Broccoli Noodle Bake
|Margarine/Butter||1⁄2 Cup (8 tbs)|
|Onion||1 , peeled and chopped|
|Green bell pepper||1 , seeded and chopped|
|Celery ribs||4 , chopped|
|Frozen chopped broccoli||20 Ounce, thawed (2 packages, 10 ounces each)|
|Spaghetti||8 Ounce, uncooked|
|Cheddar cheese||12 Ounce, grated (about 2 cups), divided|
|Canned condensed cream of mushroom soup||21 1⁄2 Ounce, undiluted (2 cans, 10-3/4 ounces each)|
|Milk||60 Milliliter (1/2 soup can)|
|Canned mushrooms||4 Ounce, drained (1 can, whole or sliced)|
Melt margarine in a large saucepan; saute onion, green pepper and celery.

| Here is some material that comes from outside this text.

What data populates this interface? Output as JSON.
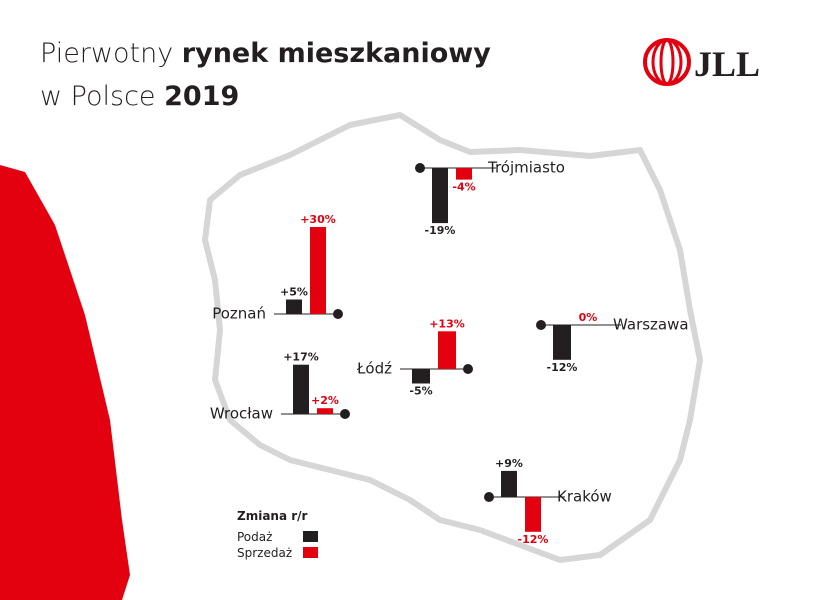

Put broccoli on top; cover and simmer 5 to 10 minutes.
Meanwhile, cook spaghetti according to package directions; drain.
In a buttered 3-quart casserole dish, layer spaghetti, vegetable mixture and three-fourths of the cheese.
In a small bowl, combine soup and milk; pour over mixture in dish.
Spread mushrooms on top.
Sprinkle remaining cheese on mushrooms.
Bake in a preheated 350-degree oven 35 to 45 minutes, or until hot and bubbling.